Walid Nabhan (born 1966) is a Maltese writer and translator of Palestinian-Jordanian origin.[1] He was born in Amman, Jordan to a family of refugees who had fled from their village home near Hebron, Palestine during the 1948 Palestinian expulsion and flight. He arrived in Malta in 1990 as a science student. He studied biomedical sciences at Bristol University, and went on to obtain a master's degree in human rights from the University of Malta.
Nabhan has published two books of short stories in Maltese, and one novel titled L-Eżodu taċ-Ċikonji (2013) which won the Maltese National Prize for Literature in 2014, and the EU Prize for Literature in 2017. He published a collection of poetry in Maltese in 2014. Nabhan has also translated works of Maltese literature into Arabic.
On 24 January Walid Nabhan has stated that the prayers being organized by the Malta Muslim Council, led by Bader Zina, are a form of Islamic fundamentalism. He said that the building of another mosque is unnecessarily and that this would officiate the "split" between the Muslim community of the Mariam Al-Batool Mosque and the Muslim community of the Malta Muslim Council.[2] [3] [4] He also discredited the need of other Muslim places of worship.[2] [5] He further observed that Bader Zeina himself, on Times Talk television program (on TVM (Malta)), has gone as far as silencing a Maltese woman (who converted to Islam) namely Simone Zammit Endrich who spoke of Islamic facts (religious practice and norms) rather than political Islam.[3] [4]
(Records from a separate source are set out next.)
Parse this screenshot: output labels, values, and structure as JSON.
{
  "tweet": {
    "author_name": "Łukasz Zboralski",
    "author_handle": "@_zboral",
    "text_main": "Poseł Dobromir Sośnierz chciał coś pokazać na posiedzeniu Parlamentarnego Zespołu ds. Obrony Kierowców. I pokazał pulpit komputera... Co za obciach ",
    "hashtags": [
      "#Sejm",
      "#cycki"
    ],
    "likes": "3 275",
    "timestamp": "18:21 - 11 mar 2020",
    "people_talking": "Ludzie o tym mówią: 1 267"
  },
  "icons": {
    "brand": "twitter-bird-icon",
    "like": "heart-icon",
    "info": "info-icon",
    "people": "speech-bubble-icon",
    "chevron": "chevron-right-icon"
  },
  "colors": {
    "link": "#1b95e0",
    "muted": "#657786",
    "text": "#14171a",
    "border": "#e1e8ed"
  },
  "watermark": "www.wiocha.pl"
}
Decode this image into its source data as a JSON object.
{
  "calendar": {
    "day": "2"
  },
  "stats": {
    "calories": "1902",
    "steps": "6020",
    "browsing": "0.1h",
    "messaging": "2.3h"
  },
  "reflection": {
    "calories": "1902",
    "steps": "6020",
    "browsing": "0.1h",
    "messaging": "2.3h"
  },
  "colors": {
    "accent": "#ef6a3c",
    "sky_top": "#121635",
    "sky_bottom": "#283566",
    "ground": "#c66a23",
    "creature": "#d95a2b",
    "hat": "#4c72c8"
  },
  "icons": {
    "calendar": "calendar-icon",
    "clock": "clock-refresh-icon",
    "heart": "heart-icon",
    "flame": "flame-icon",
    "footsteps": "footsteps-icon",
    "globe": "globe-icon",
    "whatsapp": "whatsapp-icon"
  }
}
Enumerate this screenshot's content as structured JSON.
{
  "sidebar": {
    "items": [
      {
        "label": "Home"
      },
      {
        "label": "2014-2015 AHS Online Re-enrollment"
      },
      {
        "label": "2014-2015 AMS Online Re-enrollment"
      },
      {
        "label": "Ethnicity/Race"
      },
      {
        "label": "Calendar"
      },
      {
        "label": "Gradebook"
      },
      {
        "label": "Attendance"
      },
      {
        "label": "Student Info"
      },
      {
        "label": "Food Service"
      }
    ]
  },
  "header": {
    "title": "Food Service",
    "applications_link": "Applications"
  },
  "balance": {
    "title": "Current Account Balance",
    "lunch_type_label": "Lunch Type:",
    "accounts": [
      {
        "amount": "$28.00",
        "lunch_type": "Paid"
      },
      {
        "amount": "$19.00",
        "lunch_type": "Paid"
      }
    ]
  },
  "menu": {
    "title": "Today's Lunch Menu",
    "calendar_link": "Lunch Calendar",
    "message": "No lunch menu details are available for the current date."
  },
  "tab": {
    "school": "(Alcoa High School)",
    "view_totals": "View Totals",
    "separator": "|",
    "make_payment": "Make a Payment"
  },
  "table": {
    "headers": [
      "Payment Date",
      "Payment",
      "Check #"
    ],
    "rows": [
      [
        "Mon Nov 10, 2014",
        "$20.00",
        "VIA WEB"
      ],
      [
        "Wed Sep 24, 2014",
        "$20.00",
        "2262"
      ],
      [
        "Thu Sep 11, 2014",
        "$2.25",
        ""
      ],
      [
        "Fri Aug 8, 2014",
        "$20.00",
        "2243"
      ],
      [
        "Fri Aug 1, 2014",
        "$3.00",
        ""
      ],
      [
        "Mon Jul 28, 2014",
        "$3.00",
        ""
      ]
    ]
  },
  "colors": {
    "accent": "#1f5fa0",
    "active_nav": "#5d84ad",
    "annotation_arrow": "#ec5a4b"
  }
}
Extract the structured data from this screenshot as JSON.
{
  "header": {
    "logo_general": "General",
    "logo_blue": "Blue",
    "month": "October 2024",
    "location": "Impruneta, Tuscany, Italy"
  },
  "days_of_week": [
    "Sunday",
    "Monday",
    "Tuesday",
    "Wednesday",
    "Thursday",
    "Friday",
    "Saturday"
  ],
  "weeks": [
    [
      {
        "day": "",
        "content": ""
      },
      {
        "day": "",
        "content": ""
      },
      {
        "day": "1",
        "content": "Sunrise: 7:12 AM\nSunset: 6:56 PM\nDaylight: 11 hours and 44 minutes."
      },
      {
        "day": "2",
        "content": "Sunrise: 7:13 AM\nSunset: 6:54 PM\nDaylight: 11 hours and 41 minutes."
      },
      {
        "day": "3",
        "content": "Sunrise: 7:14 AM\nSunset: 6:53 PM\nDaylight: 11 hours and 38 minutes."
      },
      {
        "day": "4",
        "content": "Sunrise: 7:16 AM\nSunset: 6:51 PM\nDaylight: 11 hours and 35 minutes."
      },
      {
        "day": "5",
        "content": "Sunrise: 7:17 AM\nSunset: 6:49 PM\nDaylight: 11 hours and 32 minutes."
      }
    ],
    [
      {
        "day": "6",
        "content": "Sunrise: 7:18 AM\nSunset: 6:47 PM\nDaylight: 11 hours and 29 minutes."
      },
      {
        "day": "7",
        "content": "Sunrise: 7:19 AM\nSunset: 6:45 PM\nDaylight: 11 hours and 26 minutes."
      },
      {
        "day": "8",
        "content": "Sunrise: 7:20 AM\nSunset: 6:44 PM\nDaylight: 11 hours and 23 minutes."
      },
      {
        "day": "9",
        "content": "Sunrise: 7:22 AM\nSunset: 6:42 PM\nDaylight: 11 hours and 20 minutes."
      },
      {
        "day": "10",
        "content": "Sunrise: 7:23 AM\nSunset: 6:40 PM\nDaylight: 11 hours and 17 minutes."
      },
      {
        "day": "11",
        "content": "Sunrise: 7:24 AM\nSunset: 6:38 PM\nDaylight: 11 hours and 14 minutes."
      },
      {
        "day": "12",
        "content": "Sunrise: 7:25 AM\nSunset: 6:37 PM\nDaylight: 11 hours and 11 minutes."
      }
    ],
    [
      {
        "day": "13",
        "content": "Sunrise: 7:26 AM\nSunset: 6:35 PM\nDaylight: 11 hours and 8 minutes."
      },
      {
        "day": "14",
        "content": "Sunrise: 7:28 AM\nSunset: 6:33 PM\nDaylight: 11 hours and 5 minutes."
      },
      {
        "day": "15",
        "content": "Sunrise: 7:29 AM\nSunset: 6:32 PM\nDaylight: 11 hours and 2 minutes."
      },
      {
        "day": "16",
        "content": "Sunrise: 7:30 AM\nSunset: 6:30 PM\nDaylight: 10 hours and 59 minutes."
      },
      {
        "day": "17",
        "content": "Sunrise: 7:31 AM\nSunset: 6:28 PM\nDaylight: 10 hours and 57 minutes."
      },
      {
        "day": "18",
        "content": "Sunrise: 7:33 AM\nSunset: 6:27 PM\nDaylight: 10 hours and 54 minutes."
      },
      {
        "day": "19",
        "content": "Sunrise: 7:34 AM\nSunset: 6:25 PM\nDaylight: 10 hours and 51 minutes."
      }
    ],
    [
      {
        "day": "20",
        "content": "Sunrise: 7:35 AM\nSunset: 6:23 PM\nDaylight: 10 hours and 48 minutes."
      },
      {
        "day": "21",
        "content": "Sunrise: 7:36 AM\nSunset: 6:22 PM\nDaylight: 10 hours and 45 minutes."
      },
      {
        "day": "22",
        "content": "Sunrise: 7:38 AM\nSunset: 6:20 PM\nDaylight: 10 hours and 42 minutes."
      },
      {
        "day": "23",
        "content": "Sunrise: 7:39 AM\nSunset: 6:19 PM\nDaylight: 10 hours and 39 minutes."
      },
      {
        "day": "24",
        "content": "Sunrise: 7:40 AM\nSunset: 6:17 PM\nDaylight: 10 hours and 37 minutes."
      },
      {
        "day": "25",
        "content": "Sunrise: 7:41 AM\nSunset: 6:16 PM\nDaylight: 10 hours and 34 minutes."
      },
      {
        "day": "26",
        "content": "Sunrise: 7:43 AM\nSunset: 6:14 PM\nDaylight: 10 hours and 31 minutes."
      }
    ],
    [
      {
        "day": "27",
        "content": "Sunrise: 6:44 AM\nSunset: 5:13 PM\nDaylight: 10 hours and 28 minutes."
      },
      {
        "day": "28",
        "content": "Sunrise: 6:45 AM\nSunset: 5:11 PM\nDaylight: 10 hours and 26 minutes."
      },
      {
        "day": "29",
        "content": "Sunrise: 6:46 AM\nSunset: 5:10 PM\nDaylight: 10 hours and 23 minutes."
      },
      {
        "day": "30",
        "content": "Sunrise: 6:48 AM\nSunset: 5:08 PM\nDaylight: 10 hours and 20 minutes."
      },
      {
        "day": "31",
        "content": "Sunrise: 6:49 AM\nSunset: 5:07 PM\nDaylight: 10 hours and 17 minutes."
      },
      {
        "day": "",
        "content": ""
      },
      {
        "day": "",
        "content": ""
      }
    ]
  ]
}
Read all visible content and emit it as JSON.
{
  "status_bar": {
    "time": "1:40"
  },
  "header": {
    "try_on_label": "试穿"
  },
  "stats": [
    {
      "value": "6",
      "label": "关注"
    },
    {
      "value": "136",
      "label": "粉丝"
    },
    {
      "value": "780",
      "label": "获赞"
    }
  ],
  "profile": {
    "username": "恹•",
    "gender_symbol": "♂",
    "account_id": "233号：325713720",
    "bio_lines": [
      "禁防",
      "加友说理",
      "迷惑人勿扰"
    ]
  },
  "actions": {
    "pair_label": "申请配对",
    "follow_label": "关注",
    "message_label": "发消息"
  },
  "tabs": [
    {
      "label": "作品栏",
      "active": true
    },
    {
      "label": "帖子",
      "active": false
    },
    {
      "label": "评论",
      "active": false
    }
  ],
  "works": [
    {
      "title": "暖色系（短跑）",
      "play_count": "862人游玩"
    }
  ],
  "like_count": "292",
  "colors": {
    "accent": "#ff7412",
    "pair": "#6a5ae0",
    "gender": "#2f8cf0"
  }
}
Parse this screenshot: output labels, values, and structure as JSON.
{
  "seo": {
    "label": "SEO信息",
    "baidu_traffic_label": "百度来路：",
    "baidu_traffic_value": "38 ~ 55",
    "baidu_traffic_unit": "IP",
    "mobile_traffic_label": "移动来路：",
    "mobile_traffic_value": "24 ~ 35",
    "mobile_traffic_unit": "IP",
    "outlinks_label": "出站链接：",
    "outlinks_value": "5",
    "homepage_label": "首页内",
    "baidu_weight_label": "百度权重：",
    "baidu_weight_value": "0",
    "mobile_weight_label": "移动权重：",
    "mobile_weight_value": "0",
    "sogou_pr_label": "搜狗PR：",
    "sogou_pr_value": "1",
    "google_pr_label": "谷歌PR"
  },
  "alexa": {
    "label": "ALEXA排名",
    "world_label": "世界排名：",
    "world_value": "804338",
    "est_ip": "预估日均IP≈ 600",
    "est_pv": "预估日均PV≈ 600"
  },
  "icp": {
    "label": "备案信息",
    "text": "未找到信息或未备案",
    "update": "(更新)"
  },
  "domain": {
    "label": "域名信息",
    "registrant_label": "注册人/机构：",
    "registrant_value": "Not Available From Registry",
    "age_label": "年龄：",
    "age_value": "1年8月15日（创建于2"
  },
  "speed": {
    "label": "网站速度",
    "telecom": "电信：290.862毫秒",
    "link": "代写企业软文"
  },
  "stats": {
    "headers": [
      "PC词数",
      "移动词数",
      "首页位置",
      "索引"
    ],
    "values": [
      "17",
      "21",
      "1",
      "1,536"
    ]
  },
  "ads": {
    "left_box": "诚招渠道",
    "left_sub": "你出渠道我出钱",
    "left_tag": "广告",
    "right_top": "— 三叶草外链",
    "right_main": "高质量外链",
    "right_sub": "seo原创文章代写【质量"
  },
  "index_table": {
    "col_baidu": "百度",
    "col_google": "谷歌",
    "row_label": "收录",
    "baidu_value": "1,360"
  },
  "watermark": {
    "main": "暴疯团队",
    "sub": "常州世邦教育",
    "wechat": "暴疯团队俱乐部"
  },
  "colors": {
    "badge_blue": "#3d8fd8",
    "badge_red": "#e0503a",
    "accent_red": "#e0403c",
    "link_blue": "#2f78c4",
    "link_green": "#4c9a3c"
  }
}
Walid Nabham is an integral well established writer in Malta and has written several literature material, including books about Islam and Arab culture,[6] and has taken stands several times against religious fundamentalism.[7] Following Nabham's remarks both him and Mr Zeina were invited on Disett, a talkshow on TVM; were Zeina did not turn up, and when Nabham went back to his car after the talkshow he found his car vandalized which was interpreted as a form of a threat or warning.[8]